Plettenberg – Keine fünf Monate ist es her, dass Memik Palaz im ehemaligen Böddinghauser Hof das Restaurant „Grand Garden“ eröffnete. Doch seit vergangenem Freitag geht nichts mehr in den Räumen, in denen zuletzt „Kim’s Garden“ erfolgreich betrieben wurde.

Betreiber Memik Palaz bestätigte auf Anfrage unserer Zeitung, dass er aufgegeben habe. Er habe sich das alles „anders vorgestellt“. Auf seiner Speisekarte standen klassisch türkische Gerichte wie Hackfleischspieße (Izgara Köfte), Lammfleisch (Kuzu Sac Kavurma) oder die belegten Teigschiffe Pide ebenso wie Rinder-Steaks, Burger und Schnitzel bis hin zu Nudelgerichten wie Rigatoni 4 Formaggi oder Lasagne, die aber oft nicht verfügbar waren. 
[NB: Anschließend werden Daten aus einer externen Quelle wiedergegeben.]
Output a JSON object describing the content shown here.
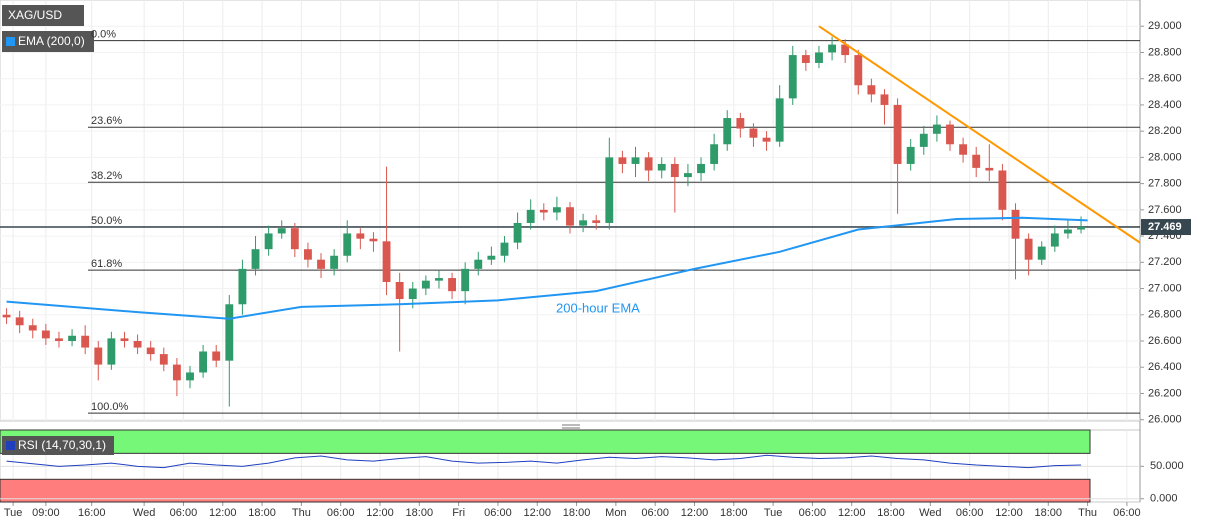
{
  "chart_data": {
    "type": "candlestick",
    "symbol": "XAG/USD",
    "indicator_label": "EMA (200,0)",
    "annotation": "200-hour EMA",
    "colors": {
      "up": "#2f9a6a",
      "down": "#d9574f",
      "ema": "#2196f3",
      "trend": "#ff9800",
      "fib": "#333333"
    },
    "xlim": [
      -1,
      173
    ],
    "ylim": [
      25.99,
      29.2
    ],
    "grid": true,
    "xticks": [
      {
        "value": 1,
        "label": "Tue"
      },
      {
        "value": 6,
        "label": "09:00"
      },
      {
        "value": 13,
        "label": "16:00"
      },
      {
        "value": 21,
        "label": "Wed"
      },
      {
        "value": 27,
        "label": "06:00"
      },
      {
        "value": 33,
        "label": "12:00"
      },
      {
        "value": 39,
        "label": "18:00"
      },
      {
        "value": 45,
        "label": "Thu"
      },
      {
        "value": 51,
        "label": "06:00"
      },
      {
        "value": 57,
        "label": "12:00"
      },
      {
        "value": 63,
        "label": "18:00"
      },
      {
        "value": 69,
        "label": "Fri"
      },
      {
        "value": 75,
        "label": "06:00"
      },
      {
        "value": 81,
        "label": "12:00"
      },
      {
        "value": 87,
        "label": "18:00"
      },
      {
        "value": 93,
        "label": "Mon"
      },
      {
        "value": 99,
        "label": "06:00"
      },
      {
        "value": 105,
        "label": "12:00"
      },
      {
        "value": 111,
        "label": "18:00"
      },
      {
        "value": 117,
        "label": "Tue"
      },
      {
        "value": 123,
        "label": "06:00"
      },
      {
        "value": 129,
        "label": "12:00"
      },
      {
        "value": 135,
        "label": "18:00"
      },
      {
        "value": 141,
        "label": "Wed"
      },
      {
        "value": 147,
        "label": "06:00"
      },
      {
        "value": 153,
        "label": "12:00"
      },
      {
        "value": 159,
        "label": "18:00"
      },
      {
        "value": 165,
        "label": "Thu"
      },
      {
        "value": 171,
        "label": "06:00"
      }
    ],
    "yticks": [
      {
        "value": 29.0,
        "label": "29.000"
      },
      {
        "value": 28.8,
        "label": "28.800"
      },
      {
        "value": 28.6,
        "label": "28.600"
      },
      {
        "value": 28.4,
        "label": "28.400"
      },
      {
        "value": 28.2,
        "label": "28.200"
      },
      {
        "value": 28.0,
        "label": "28.000"
      },
      {
        "value": 27.8,
        "label": "27.800"
      },
      {
        "value": 27.6,
        "label": "27.600"
      },
      {
        "value": 27.4,
        "label": "27.400"
      },
      {
        "value": 27.2,
        "label": "27.200"
      },
      {
        "value": 27.0,
        "label": "27.000"
      },
      {
        "value": 26.8,
        "label": "26.800"
      },
      {
        "value": 26.6,
        "label": "26.600"
      },
      {
        "value": 26.4,
        "label": "26.400"
      },
      {
        "value": 26.2,
        "label": "26.200"
      },
      {
        "value": 26.0,
        "label": "26.000"
      }
    ],
    "last_price": 27.469,
    "fib_levels": [
      {
        "label": "0.0%",
        "value": 28.89
      },
      {
        "label": "23.6%",
        "value": 28.23
      },
      {
        "label": "38.2%",
        "value": 27.81
      },
      {
        "label": "50.0%",
        "value": 27.47
      },
      {
        "label": "61.8%",
        "value": 27.14
      },
      {
        "label": "100.0%",
        "value": 26.05
      }
    ],
    "x": [
      0,
      2,
      4,
      6,
      8,
      10,
      12,
      14,
      16,
      18,
      20,
      22,
      24,
      26,
      28,
      30,
      32,
      34,
      36,
      38,
      40,
      42,
      44,
      46,
      48,
      50,
      52,
      54,
      56,
      58,
      60,
      62,
      64,
      66,
      68,
      70,
      72,
      74,
      76,
      78,
      80,
      82,
      84,
      86,
      88,
      90,
      92,
      94,
      96,
      98,
      100,
      102,
      104,
      106,
      108,
      110,
      112,
      114,
      116,
      118,
      120,
      122,
      124,
      126,
      128,
      130,
      132,
      134,
      136,
      138,
      140,
      142,
      144,
      146,
      148,
      150,
      152,
      154,
      156,
      158,
      160,
      162,
      164
    ],
    "open": [
      26.8,
      26.78,
      26.72,
      26.68,
      26.62,
      26.6,
      26.64,
      26.55,
      26.42,
      26.62,
      26.6,
      26.55,
      26.5,
      26.42,
      26.3,
      26.36,
      26.52,
      26.45,
      26.88,
      27.15,
      27.3,
      27.42,
      27.46,
      27.3,
      27.22,
      27.15,
      27.25,
      27.42,
      27.38,
      27.36,
      27.05,
      26.92,
      27.0,
      27.06,
      27.08,
      26.98,
      27.15,
      27.22,
      27.25,
      27.35,
      27.5,
      27.6,
      27.58,
      27.62,
      27.48,
      27.52,
      27.5,
      28.0,
      27.95,
      28.0,
      27.9,
      27.95,
      27.85,
      27.88,
      27.95,
      28.1,
      28.3,
      28.22,
      28.15,
      28.12,
      28.45,
      28.78,
      28.72,
      28.8,
      28.86,
      28.78,
      28.55,
      28.48,
      28.4,
      27.95,
      28.08,
      28.18,
      28.25,
      28.1,
      28.02,
      27.92,
      27.9,
      27.6,
      27.38,
      27.22,
      27.32,
      27.42,
      27.45
    ],
    "high": [
      26.85,
      26.83,
      26.77,
      26.73,
      26.67,
      26.69,
      26.72,
      26.6,
      26.67,
      26.67,
      26.65,
      26.6,
      26.55,
      26.47,
      26.41,
      26.57,
      26.57,
      26.95,
      27.22,
      27.4,
      27.48,
      27.52,
      27.5,
      27.35,
      27.27,
      27.3,
      27.52,
      27.46,
      27.43,
      27.93,
      27.12,
      27.05,
      27.1,
      27.14,
      27.12,
      27.2,
      27.28,
      27.32,
      27.4,
      27.58,
      27.68,
      27.65,
      27.7,
      27.66,
      27.57,
      27.56,
      28.15,
      28.05,
      28.08,
      28.04,
      28.0,
      28.0,
      27.95,
      28.0,
      28.18,
      28.36,
      28.34,
      28.26,
      28.2,
      28.55,
      28.85,
      28.82,
      28.85,
      28.92,
      28.9,
      28.82,
      28.6,
      28.52,
      28.45,
      28.14,
      28.24,
      28.32,
      28.28,
      28.15,
      28.08,
      28.1,
      27.95,
      27.65,
      27.42,
      27.36,
      27.48,
      27.52,
      27.55
    ],
    "low": [
      26.73,
      26.66,
      26.62,
      26.57,
      26.55,
      26.56,
      26.5,
      26.3,
      26.38,
      26.55,
      26.5,
      26.45,
      26.37,
      26.18,
      26.24,
      26.32,
      26.4,
      26.1,
      26.8,
      27.1,
      27.25,
      27.38,
      27.24,
      27.16,
      27.08,
      27.1,
      27.2,
      27.3,
      27.28,
      26.95,
      26.52,
      26.85,
      26.95,
      27.0,
      26.92,
      26.88,
      27.1,
      27.18,
      27.2,
      27.3,
      27.45,
      27.52,
      27.52,
      27.42,
      27.43,
      27.45,
      27.45,
      27.88,
      27.85,
      27.82,
      27.84,
      27.58,
      27.78,
      27.82,
      27.9,
      28.05,
      28.15,
      28.08,
      28.05,
      28.08,
      28.4,
      28.66,
      28.68,
      28.74,
      28.72,
      28.48,
      28.42,
      28.25,
      27.57,
      27.9,
      28.02,
      28.12,
      28.05,
      27.96,
      27.85,
      27.82,
      27.52,
      27.07,
      27.1,
      27.18,
      27.28,
      27.38,
      27.42
    ],
    "close": [
      26.78,
      26.72,
      26.68,
      26.62,
      26.6,
      26.64,
      26.55,
      26.42,
      26.62,
      26.6,
      26.55,
      26.5,
      26.42,
      26.3,
      26.36,
      26.52,
      26.45,
      26.88,
      27.15,
      27.3,
      27.42,
      27.46,
      27.3,
      27.22,
      27.15,
      27.25,
      27.42,
      27.38,
      27.36,
      27.05,
      26.92,
      27.0,
      27.06,
      27.08,
      26.98,
      27.15,
      27.22,
      27.25,
      27.35,
      27.5,
      27.6,
      27.58,
      27.62,
      27.48,
      27.52,
      27.5,
      28.0,
      27.95,
      28.0,
      27.9,
      27.95,
      27.85,
      27.88,
      27.95,
      28.1,
      28.3,
      28.22,
      28.15,
      28.12,
      28.45,
      28.78,
      28.72,
      28.8,
      28.86,
      28.78,
      28.55,
      28.48,
      28.4,
      27.95,
      28.08,
      28.18,
      28.25,
      28.1,
      28.02,
      27.92,
      27.9,
      27.6,
      27.38,
      27.22,
      27.32,
      27.42,
      27.45,
      27.47
    ],
    "ema": {
      "x": [
        0,
        20,
        34,
        45,
        60,
        75,
        90,
        105,
        118,
        130,
        145,
        155,
        165
      ],
      "values": [
        26.9,
        26.82,
        26.77,
        26.86,
        26.88,
        26.91,
        26.98,
        27.15,
        27.28,
        27.45,
        27.53,
        27.54,
        27.52
      ]
    },
    "trendline": {
      "x": [
        124,
        173
      ],
      "values": [
        29.0,
        27.35
      ]
    },
    "rsi": {
      "label": "RSI (14,70,30,1)",
      "color": "#1f3fbf",
      "ylim": [
        -5,
        106
      ],
      "overbought": 70,
      "oversold": 30,
      "yticks": [
        {
          "value": 50,
          "label": "50.000"
        },
        {
          "value": 0,
          "label": "0.000"
        }
      ],
      "x": [
        0,
        4,
        8,
        12,
        16,
        20,
        24,
        28,
        32,
        36,
        40,
        44,
        48,
        52,
        56,
        60,
        64,
        68,
        72,
        76,
        80,
        84,
        88,
        92,
        96,
        100,
        104,
        108,
        112,
        116,
        120,
        124,
        128,
        132,
        136,
        140,
        144,
        148,
        152,
        156,
        160,
        164
      ],
      "values": [
        58,
        54,
        50,
        52,
        55,
        50,
        48,
        55,
        52,
        50,
        55,
        63,
        66,
        60,
        58,
        62,
        65,
        58,
        55,
        56,
        58,
        55,
        60,
        64,
        62,
        65,
        63,
        60,
        62,
        67,
        64,
        62,
        63,
        66,
        62,
        60,
        55,
        52,
        50,
        48,
        51,
        52
      ]
    }
  }
}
Das Restaurant sei leider einfach nicht so gelaufen, wie er sich das erhofft habe. Erschwerend kam hinzu, dass der aus Dortmund stammende Palaz ein Einzelkämpfer war. „Alleine geht das nicht – ich habe alles zugemacht“, sagte Palaz, der von seinem Vermieter Mustafa Yaman in der letzten Woche die Kündigung erhielt. Palaz will als gelernter Metzger nun in seinen alten Beruf zurückkehren. „Ich habe schon eine Stelle als Metzger in Essen in Aussicht.“

Ärger über nicht verfügbare Speisen

Mustafa Yaman, der die traditionsreiche Immobilie im Rahmen einer Zwangsversteigerung erwarb, hatte sich das „Projekt Grand Garden“ als Vermieter ebenfalls anders vorgestellt. Auch habe er sich eine andere Gestaltung der Umlage und des Außenbereichs gewünscht. „Probleme gab es auch mit der Müllentsorgung“, so Yaman. Doch all das sei weniger schlimm gewesen wie die Speisen, die zwar auf der umfangreichen Speisekarte standen, aber letztlich oftmals nicht verfügbar waren, was die Gäste verärgert habe. Die Doppelbelastung als Koch und gleichzeitig als Serviceleiter habe nicht funktionieren können.

Auch griechische Gastronomie denkbar

„Wenn man so etwa stemmen will, braucht man am besten eine Familie im Rücken“, sagte Yaman, der nicht selbst ausschließen will, das Restaurant zu übernehmen. „Ich habe aber auch noch mehrere andere Anfragen“, erklärte der zurzeit in Mannheim ansässige Vermieter. Denkbar sei neben einem hochwertigen türkischen Restaurant auch eine griechische Gastronomie. „Ich hoffe, dass wir das Restaurant am 1. Dezember unter neuer Führung eröffnen können“, sagte Yaman abschließend.